Il semble bien que dans cette affaire, les espagnols soient les loups
et ceux d'ici les innocentes brebis, ce qui semble un peu facile.
Christian Bourret dans son ouvrage Les Pyrénées
Centrales du IXe au XIXe siècle nous renseigne : "
Informès que certains cols n'étaient pas gardés,
600 " miquelets " venus du Pallars pénétrèrent
le 12 juillet [1712] en vallée d'Ustou avec la
complicité d'une vingtaine de faux monnayeurs de la
région de Seix. Ils pillèrent cinq villages et
emmenèrent tout le bétail, malgré la
présence d'un détachement du régiment de
Noailles-duc qui fut mis en fuite. (...) Ce furent les faux
monnayeurs qui payèrent. Leur chef fut exécuté
à Saint Girons le 2 août. " Nous sommes en pleine guerre
de succession d'Espagne (1705-1714), l'héritier Philippe V,
petit-fils de Louis XIV, est désigné pour le
trône de Madrid, mais l'archiduc Charles de Habsbourg
d'Autriche soutenu par l'Angleterre et une coalition
européenne, tente de s'imposer avec l'aide des Catalans qui
voient là une occasion d'obtenir son indépendance du
reste de l'Espagne. L'archiduc doit se battre sur deux fronts entre
Louis XIX et Philippe V. Le ravitaillement de ses partisans, ce que
l'on nomme les miquelets, est difficile.
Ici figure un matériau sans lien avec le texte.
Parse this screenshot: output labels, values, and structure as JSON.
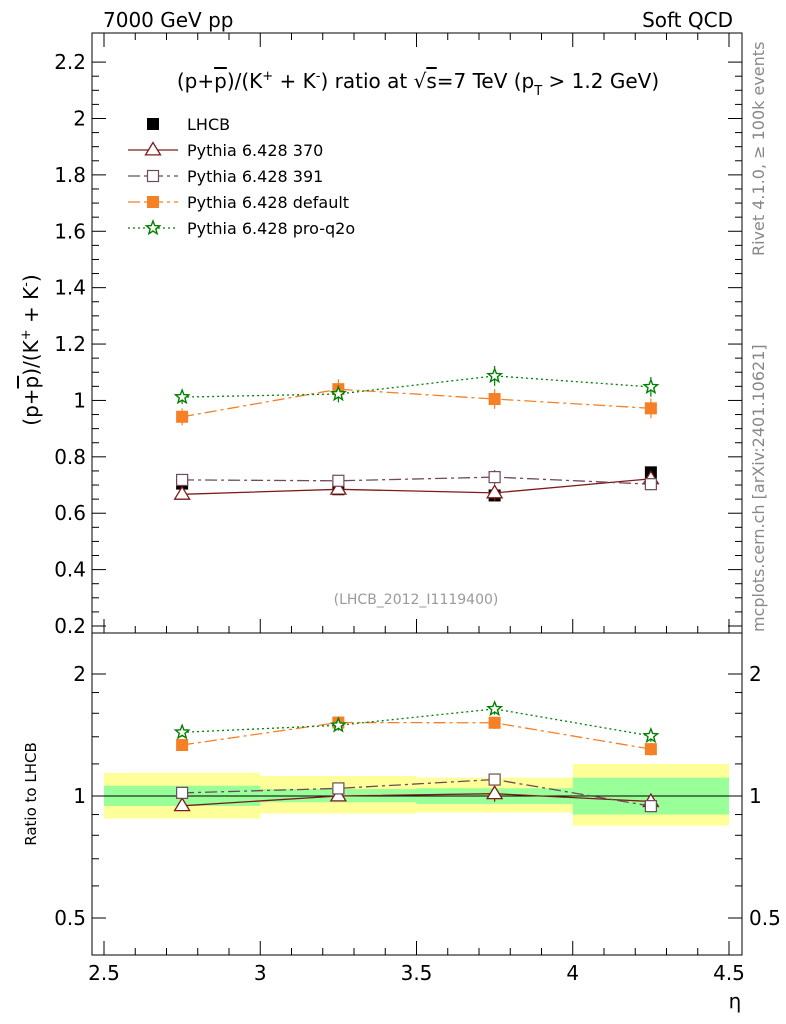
{
  "header": {
    "left": "7000 GeV pp",
    "right": "Soft QCD",
    "side_top": "Rivet 4.1.0, ≥ 100k events",
    "side_bottom": "mcplots.cern.ch [arXiv:2401.10621]"
  },
  "chart_data": {
    "type": "scatter",
    "title_parts": {
      "a": "(p+",
      "pbar": "p",
      "b": ")/(K",
      "plus": "+",
      "c": " + K",
      "minus": "-",
      "d": ") ratio at ",
      "root": "√",
      "s": "s",
      "e": "=7 TeV (p",
      "T": "T",
      "f": " > 1.2 GeV)"
    },
    "ylabel_parts": {
      "a": "(p+",
      "pbar": "p",
      "b": ")/(K",
      "plus": "+",
      "c": " + K",
      "minus": "-",
      "d": ")"
    },
    "xlabel": "η",
    "ratio_ylabel": "Ratio to LHCB",
    "analysis_id": "(LHCB_2012_I1119400)",
    "x": [
      2.75,
      3.25,
      3.75,
      4.25
    ],
    "bins": [
      [
        2.5,
        3.0
      ],
      [
        3.0,
        3.5
      ],
      [
        3.5,
        4.0
      ],
      [
        4.0,
        4.5
      ]
    ],
    "xlim": [
      2.5,
      4.5
    ],
    "ylim": [
      0.2,
      2.25
    ],
    "x_ticks": [
      "2.5",
      "3",
      "3.5",
      "4",
      "4.5"
    ],
    "y_ticks": [
      "0.2",
      "0.4",
      "0.6",
      "0.8",
      "1",
      "1.2",
      "1.4",
      "1.6",
      "1.8",
      "2",
      "2.2"
    ],
    "ratio_ylim": [
      0.4,
      2.4
    ],
    "ratio_ticks": [
      "0.5",
      "1",
      "2"
    ],
    "series": [
      {
        "name": "LHCB",
        "marker": "square-filled",
        "color": "#000000",
        "dash": "none",
        "is_data": true,
        "values": [
          0.705,
          0.685,
          0.663,
          0.745
        ]
      },
      {
        "name": "Pythia 6.428 370",
        "marker": "triangle-open",
        "color": "#7f1a1a",
        "dash": "solid",
        "values": [
          0.667,
          0.685,
          0.672,
          0.722
        ],
        "errors": [
          0.012,
          0.012,
          0.03,
          0.015
        ],
        "ratio": [
          0.946,
          1.0,
          1.013,
          0.969
        ]
      },
      {
        "name": "Pythia 6.428 391",
        "marker": "square-open",
        "color": "#6e4a5a",
        "dash": "dashdot",
        "values": [
          0.718,
          0.715,
          0.728,
          0.703
        ],
        "errors": [
          0.012,
          0.012,
          0.025,
          0.02
        ],
        "ratio": [
          1.018,
          1.044,
          1.098,
          0.944
        ]
      },
      {
        "name": "Pythia 6.428 default",
        "marker": "square-filled",
        "color": "#f58025",
        "dash": "dashdot",
        "values": [
          0.942,
          1.04,
          1.005,
          0.972
        ],
        "errors": [
          0.03,
          0.035,
          0.035,
          0.035
        ],
        "ratio": [
          1.336,
          1.518,
          1.516,
          1.305
        ]
      },
      {
        "name": "Pythia 6.428 pro-q2o",
        "marker": "star-open",
        "color": "#008000",
        "dash": "dotted",
        "values": [
          1.012,
          1.023,
          1.087,
          1.048
        ],
        "errors": [
          0.025,
          0.03,
          0.035,
          0.035
        ],
        "ratio": [
          1.436,
          1.494,
          1.64,
          1.407
        ]
      }
    ],
    "data_bands": {
      "inner": [
        [
          0.945,
          1.06
        ],
        [
          0.965,
          1.04
        ],
        [
          0.955,
          1.045
        ],
        [
          0.9,
          1.11
        ]
      ],
      "outer": [
        [
          0.88,
          1.14
        ],
        [
          0.905,
          1.12
        ],
        [
          0.91,
          1.11
        ],
        [
          0.845,
          1.2
        ]
      ]
    }
  }
}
Les hautes vallées
françaises vivent énormément du commerce avec
les troupes de l'archiduc quelles font payer au prix fort, dans le
cadre des " lies et passeries ". Elles n'entendent pas perdre ce
privilège comme l'exigent les militaires et font de la
résistance à la mise en place de milices bourgeoises
qui auraient bien sûr rendu bien difficile la contrebande de
bestiaux avec les troupes de l'archiduc voir le faux monnayage.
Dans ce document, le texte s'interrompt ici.